I attended some other drawing classes at the beginning of the semester and the other professors always stressed the point that we should really, sincerely try to learn drawing the traditional way meaning we should learn drawing from real life, learn everything on perspectives before actually applying the knowledge, learn the human hand’s anatomy and proportions in order to draw hands “the right way” and so on. So basically one has to learn all the theory first than use only real world reference and then combine all the knowledge and create art out of one’s imagination. One professor even referred to the illustrator’s cheats as “dirty little tricks” 😀

But what are those dirty tricks? Here are some examples I learned about concerning comics/manga (our current topic):

  • when drawing a background image, simply find a picture and use Photoshop (or any other image processing application) to trace it and color it
  • when you can’t draw some particular subject than don’t (the example our professor used was to draw horse legs, we were advised to draw the horse standing in tall grass or just cut the image so the legs aren’t visible)
  • try using perspective in order to create a view of the image where you need to draw as less as possible  (like when you draw a crowd of people from a low angle as opposed to a top view where far more individuals would be visible)
  • additionally I know of some professional concept artists who don’t even bother applying perspective on their own but use computer programs like Google SketchUp instead
  • and of course cheating with digital painting is a well known practice (for example line correction or texture application)
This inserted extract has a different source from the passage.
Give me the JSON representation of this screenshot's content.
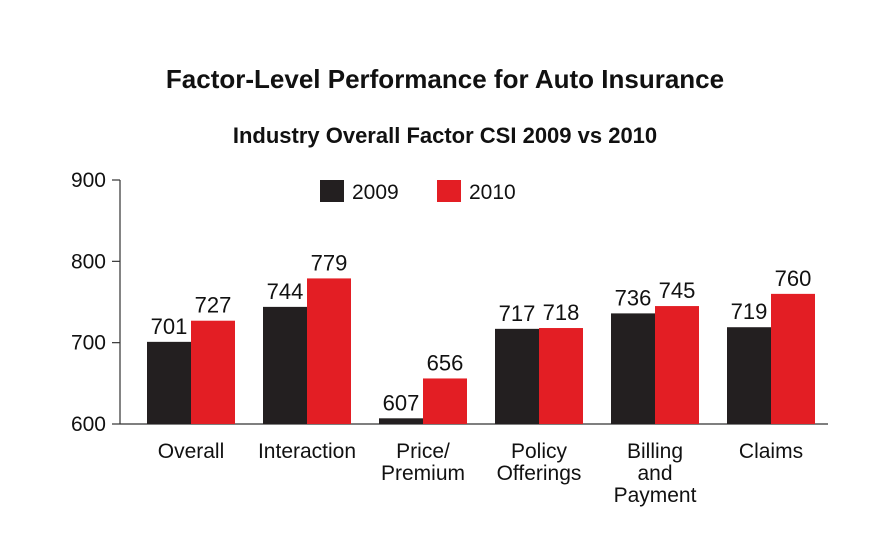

Well, some of these “dirty tricks” turned out to be actually really necessary for professionals since there’s no way one can know every aspect of drawing theory or know how to draw every subject. This would be too time-consuming, and time is the one thing illustrators apparently don’t have.

At the Comic Action exhibition a few weeks ago I saw a lot of artists using their cell phone cameras to use pictures of their own hands as reference material. And I really thought professionals don’t need to…

As a consequence I started asking myself “What is the right way to learn drawing hands for example? Should I learn the proportions and anatomy thoroughly first and then start drawing following those rules or should I simply make a picture of the hand I need for my image every time?” I’ve already read a lot on hands but I have to admit that didn’t help me dramatically drawing basic gestures. I came to the conclusion that the pure observation way is quite good for general drawing improvement but as soon as you want to draw a subject really convincingly, realistically and perhaps even without reference you’ll probably need the theoretical knowledge.

Considering both, the traditional and the illustrator’s approach to drawing, the perfect way to go would be to build up a solid basis of minimal knowledge which you should expand whenever you’ve got the time to combined with “cheating” in order to save time and/or achieve better results. So in my point of view trickery should be the ace up your sleeve. You’ll need to learn when and how to use it. And don’t be afraid to do so like I was.